Creating a German-Italian culture of remembrance
At the presentation of the report
© photothek / Hünerfauth
In Rome, Foreign Minister Guido Westerwelle and his Italian counterpart Giulio Terzi have been presented with the report by the German-Italian Commission of Historians dealing with the process of coming to terms with wartime history by working through it together. The report aims to contribute to the creation of a shared culture of remembrance and contains recommendations to that end.
In a joint declaration issued at the presentation of the report, the Ministers stated the following:
The creation of a shared culture of remembrance is a complex process, and the Commission’s work does not bring this task to completion. Nonetheless, the report we have received today is a significant achievement and can serve as the basis for introducing and developing other initiatives, for example to commemorate the victims of National Socialist crimes.
The Ministers said that they would pay great attention to the Commission’s recommendations and that they wanted to review possibilities to implement them. The Villa Vigoni, the German-Italian Centre for European Excellence, will play a special role in this.
The final report of the German–Italian Commission of Historians
In his speech at the presentation of the report, Westerwelle said that the report made one thing clear: “Europe is the historical and political answer to the darkest chapter in Germany’s history. Europe is the peaceful answer to centuries of fraternal wars on our continent.”
Creating and cultivating a culture of remembrance
In an interview with the Italian daily Corriere della Sera, Westerwelle said that he could easily imagine that Italy and Germany might together establish a memorial to Italian military internees. He added that research in both countries could continue to receive support. He also said that projects of groups and associations of victims in Italy should be supported and that their contacts to Germany should be promoted. Concerning relations between Germany and Italy since World War II, Westerwelle said: “In 2012 we can only be full of gratitude when we look back at the friendship we have been able to establish over the past decades.”
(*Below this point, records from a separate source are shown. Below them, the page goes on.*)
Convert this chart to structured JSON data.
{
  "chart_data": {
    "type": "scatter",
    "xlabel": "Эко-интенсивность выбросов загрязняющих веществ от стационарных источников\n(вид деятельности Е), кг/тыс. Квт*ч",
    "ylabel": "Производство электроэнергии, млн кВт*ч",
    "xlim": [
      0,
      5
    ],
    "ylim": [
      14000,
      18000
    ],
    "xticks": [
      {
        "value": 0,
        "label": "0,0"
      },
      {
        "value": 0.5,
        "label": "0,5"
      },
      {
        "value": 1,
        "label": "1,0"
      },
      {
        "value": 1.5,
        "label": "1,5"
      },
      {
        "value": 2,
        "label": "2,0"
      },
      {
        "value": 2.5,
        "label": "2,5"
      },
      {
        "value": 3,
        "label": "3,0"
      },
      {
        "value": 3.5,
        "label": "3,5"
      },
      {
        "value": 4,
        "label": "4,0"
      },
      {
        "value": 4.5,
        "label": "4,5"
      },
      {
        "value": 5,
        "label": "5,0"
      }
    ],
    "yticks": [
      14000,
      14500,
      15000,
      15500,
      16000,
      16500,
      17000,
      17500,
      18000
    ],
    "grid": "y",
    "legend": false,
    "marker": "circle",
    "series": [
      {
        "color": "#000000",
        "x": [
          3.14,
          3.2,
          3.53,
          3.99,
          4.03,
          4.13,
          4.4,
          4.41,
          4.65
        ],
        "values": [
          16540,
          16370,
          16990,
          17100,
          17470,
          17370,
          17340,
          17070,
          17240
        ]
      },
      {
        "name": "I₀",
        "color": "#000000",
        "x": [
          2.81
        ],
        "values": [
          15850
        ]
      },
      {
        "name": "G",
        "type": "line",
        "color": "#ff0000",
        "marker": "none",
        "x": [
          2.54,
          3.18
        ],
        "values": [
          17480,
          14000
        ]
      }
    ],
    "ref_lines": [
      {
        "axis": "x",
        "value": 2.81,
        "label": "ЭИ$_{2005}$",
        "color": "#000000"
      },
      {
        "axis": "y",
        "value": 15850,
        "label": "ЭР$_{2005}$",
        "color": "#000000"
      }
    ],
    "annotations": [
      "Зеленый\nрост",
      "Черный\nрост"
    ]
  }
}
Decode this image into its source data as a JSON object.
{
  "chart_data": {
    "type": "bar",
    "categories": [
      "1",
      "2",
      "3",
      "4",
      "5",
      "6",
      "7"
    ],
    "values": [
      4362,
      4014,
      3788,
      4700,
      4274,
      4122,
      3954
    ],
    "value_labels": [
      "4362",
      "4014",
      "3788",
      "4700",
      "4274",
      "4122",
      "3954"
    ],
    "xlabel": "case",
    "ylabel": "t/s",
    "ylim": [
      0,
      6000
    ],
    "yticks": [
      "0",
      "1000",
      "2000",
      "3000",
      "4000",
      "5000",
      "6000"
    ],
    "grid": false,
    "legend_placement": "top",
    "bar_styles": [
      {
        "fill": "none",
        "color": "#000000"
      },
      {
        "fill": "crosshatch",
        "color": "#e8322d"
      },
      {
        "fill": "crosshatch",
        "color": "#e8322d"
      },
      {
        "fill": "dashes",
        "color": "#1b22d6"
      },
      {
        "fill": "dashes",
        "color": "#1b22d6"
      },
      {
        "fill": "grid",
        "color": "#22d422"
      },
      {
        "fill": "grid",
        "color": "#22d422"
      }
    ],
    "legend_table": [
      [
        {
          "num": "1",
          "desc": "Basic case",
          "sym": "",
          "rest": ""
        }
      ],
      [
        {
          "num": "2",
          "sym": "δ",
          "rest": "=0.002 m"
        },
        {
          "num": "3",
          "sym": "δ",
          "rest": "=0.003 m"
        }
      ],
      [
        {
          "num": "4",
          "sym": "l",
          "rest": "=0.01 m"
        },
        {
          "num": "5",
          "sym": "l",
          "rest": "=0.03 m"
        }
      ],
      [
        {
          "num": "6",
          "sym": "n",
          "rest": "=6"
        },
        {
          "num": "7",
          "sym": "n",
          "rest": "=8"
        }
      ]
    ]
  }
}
The German-Italian Commission of Historians was set up in November 2008 at the German-Italian summit in Trieste. Its purpose was to examine the process of coming to terms with the countries’ wartime history by working through it together. The result of the Commission’s three years of work can be found in the final report, which has now been presented to the two Foreign Ministers. The report, which looks especially at the fate of former Italian military internees, makes concrete recommendations on creating a shared culture of remembrance. In an interview with Corriere della Sera, Westerwelle said that the German Government wanted to see that proper recognition was given to the fate of Italian military internees.